Marc lived in Bromfelde Rd, Stockwell, South London. It’s surprising that this guy in his late twenties didn’t end up working for a circus. In fact, he was in between jobs, signing on at the office in Clapham every fortnight.

He had bought a bicycle with one wheel, juggling balls and a kite. Marc had ginger hair, and he preferred red-heads to the blond type. He was a Christian and was bi-sexual, but he told people that he was heterosexual.

He did have a driving license, but got around on a red Vespa. He leafed through a male magazine, and caught a glimpse of the three-page-model of the week. ‘Great boobs’, he thought. ‘Lovely long blond hair!’ he added.

His fixation for her, and beginning obsession for the three-page-model of the week became stronger by the hour. He told a friend of his about his ‘new Lassy’, as he lovingly called her, and his mate readily replied that he had indeed spotted her in person, at a dance-party on a Friday evening in the Fridge in Brixton.

So that’s where they went on the Friday. Marc was wearing a pair of jeans and a colourful shirt, that his ex-girlfriend had given him as a Christmas present, his mate was wearing a yeans and a black shirt.

They enquired at the door, and found out that the lady in question was indeed on the mailing list, having shown the security guard the page with the model-shot of this week in question. Sadly, they couldn’t make out her e-mail address.

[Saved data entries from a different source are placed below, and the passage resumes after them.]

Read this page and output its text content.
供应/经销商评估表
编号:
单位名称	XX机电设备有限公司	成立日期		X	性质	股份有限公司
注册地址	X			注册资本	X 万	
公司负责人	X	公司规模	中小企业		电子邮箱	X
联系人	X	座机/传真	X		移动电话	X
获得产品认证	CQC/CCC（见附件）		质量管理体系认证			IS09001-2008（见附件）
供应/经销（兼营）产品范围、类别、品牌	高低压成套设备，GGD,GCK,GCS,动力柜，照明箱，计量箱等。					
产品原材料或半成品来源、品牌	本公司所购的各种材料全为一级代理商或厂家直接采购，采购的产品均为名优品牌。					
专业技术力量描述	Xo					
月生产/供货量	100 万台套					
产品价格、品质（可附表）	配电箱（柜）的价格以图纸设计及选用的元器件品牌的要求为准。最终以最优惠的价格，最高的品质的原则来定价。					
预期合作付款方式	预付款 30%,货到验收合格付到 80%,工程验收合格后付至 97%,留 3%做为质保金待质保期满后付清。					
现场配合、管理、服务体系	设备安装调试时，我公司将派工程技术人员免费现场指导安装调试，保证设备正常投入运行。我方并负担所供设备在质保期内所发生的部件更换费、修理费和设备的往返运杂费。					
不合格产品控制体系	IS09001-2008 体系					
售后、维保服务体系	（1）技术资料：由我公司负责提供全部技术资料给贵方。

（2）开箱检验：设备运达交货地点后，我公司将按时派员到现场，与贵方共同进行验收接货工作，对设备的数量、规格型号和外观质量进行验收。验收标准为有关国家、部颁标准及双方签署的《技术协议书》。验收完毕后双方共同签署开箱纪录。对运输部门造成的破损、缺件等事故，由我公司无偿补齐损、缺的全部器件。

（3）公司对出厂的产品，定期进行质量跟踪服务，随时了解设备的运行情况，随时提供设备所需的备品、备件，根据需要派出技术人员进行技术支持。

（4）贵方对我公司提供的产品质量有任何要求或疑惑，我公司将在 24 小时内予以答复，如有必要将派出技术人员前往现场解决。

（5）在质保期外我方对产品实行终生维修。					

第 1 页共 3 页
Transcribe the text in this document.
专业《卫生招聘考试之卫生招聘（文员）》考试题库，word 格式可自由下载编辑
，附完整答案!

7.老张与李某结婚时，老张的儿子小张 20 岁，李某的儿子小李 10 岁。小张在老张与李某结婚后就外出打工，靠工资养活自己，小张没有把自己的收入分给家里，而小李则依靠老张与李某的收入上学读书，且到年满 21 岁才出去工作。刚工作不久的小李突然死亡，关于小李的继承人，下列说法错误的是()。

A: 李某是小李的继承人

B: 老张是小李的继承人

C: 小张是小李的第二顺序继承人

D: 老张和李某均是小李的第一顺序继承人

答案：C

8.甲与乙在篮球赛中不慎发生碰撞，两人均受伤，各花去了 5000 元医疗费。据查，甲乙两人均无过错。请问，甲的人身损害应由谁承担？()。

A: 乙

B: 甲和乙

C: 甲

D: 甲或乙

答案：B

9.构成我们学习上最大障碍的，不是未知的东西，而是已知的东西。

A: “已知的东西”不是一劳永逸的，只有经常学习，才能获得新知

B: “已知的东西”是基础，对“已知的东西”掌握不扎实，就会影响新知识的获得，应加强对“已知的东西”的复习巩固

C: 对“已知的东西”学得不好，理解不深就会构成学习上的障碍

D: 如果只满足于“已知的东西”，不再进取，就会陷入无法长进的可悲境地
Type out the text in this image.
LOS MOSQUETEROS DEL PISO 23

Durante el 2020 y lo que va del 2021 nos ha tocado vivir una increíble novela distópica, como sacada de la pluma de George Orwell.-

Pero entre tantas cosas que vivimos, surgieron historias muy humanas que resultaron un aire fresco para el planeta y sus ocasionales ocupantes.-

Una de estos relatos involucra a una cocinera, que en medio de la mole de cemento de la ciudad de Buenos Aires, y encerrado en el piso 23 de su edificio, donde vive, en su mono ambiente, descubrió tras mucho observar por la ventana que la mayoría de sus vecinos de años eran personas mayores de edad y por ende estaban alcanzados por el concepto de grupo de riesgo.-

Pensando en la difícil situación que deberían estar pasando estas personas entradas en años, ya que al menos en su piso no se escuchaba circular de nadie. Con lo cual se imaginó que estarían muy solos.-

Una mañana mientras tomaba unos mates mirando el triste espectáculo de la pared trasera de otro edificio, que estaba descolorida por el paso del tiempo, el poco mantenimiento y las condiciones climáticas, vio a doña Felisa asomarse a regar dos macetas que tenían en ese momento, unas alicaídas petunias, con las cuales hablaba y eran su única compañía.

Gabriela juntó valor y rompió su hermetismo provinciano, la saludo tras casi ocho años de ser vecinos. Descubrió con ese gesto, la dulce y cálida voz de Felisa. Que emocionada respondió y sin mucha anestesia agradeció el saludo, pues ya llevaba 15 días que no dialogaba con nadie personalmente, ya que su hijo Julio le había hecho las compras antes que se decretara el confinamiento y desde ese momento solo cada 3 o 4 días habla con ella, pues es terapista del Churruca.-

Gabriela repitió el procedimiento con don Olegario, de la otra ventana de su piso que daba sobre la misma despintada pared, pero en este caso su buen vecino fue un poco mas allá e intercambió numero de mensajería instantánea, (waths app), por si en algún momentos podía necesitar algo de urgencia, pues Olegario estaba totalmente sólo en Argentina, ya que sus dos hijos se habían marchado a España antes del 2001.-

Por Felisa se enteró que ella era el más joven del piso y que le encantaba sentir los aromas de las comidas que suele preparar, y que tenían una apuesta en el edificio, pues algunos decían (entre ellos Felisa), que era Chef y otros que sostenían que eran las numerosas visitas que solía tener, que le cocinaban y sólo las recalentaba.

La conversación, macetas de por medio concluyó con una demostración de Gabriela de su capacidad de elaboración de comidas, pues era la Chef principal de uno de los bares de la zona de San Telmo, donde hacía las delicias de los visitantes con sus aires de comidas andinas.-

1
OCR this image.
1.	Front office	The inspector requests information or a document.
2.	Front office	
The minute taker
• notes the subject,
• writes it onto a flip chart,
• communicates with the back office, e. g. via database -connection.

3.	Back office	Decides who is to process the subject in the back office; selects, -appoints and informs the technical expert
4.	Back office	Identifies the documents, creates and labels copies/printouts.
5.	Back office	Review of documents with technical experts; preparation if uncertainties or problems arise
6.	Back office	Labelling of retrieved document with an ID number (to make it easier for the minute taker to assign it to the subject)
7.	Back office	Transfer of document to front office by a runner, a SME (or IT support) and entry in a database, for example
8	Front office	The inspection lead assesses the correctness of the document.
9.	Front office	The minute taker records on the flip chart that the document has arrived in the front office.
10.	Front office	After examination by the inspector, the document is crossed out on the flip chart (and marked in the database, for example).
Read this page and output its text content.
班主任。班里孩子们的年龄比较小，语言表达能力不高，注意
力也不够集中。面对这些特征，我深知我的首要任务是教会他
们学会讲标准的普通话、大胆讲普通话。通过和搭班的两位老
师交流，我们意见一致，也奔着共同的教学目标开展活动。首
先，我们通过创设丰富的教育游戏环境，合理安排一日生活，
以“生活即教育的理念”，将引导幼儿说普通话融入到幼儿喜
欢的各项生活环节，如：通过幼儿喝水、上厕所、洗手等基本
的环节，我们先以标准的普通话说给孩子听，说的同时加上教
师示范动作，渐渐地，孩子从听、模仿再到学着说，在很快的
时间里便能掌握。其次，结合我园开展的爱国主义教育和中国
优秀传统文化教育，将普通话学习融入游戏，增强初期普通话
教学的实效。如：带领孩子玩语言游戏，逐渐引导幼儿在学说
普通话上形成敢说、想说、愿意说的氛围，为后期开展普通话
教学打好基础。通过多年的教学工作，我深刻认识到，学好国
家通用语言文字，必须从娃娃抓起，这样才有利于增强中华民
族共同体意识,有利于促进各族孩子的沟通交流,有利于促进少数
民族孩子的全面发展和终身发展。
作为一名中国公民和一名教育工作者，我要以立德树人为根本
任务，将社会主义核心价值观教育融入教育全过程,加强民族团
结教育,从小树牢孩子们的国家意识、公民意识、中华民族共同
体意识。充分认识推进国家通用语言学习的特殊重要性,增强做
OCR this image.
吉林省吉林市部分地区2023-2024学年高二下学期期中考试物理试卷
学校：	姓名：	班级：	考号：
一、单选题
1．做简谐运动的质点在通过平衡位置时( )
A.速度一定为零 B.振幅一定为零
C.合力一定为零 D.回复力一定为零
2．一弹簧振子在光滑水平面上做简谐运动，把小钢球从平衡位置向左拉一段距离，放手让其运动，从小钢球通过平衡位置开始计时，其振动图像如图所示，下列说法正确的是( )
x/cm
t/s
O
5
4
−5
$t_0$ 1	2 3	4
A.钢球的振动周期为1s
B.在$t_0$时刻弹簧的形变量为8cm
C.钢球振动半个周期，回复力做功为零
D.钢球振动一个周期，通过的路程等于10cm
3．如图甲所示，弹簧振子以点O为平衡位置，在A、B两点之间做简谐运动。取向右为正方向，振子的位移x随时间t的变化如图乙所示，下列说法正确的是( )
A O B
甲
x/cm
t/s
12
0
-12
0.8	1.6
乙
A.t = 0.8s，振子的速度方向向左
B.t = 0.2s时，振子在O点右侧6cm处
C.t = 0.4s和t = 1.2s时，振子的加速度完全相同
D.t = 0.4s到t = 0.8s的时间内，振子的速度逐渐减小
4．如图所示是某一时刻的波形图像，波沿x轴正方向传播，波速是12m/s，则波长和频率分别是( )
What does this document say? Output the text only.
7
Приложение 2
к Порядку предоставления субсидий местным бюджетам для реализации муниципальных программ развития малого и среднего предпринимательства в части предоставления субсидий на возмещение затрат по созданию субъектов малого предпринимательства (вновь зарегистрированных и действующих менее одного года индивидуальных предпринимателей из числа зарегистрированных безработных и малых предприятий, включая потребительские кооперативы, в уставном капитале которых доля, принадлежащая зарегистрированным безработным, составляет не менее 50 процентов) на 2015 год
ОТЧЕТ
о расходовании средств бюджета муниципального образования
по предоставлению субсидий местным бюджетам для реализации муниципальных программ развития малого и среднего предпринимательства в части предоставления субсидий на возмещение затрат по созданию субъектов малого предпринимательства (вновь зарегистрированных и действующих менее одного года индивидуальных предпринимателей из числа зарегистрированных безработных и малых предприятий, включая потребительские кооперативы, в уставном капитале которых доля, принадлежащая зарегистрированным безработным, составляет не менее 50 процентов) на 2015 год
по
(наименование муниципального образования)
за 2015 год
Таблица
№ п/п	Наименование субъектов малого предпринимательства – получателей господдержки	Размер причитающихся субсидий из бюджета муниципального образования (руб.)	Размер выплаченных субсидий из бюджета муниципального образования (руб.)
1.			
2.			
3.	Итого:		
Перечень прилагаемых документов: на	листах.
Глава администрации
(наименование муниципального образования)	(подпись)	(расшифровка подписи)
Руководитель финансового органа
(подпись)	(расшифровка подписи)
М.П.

They ordered Rum-Cola, and lingered at the bar, when our man in black pin-poined Michelle, humming softly ‘Michelle, my belle’. Marc - not usually the timid type – lightly pressed one of this juggle balls that served as a stress-ball, when he was nervous, and went up to her.

‘Fancy a dance?’

‘That’s my luck’, she thought, and said ‘no’ to his face, turned around and started giggling with a few of her female friends, as she walked away from Marc and his mate.

‘Sassy’, he said to his mate, but couldn’t hide his disappointment, as his mate handed him another glass of Rum-Cola.

‘However,’ his mate thought, ‘you shouldn’t have worn that colourful shirt’.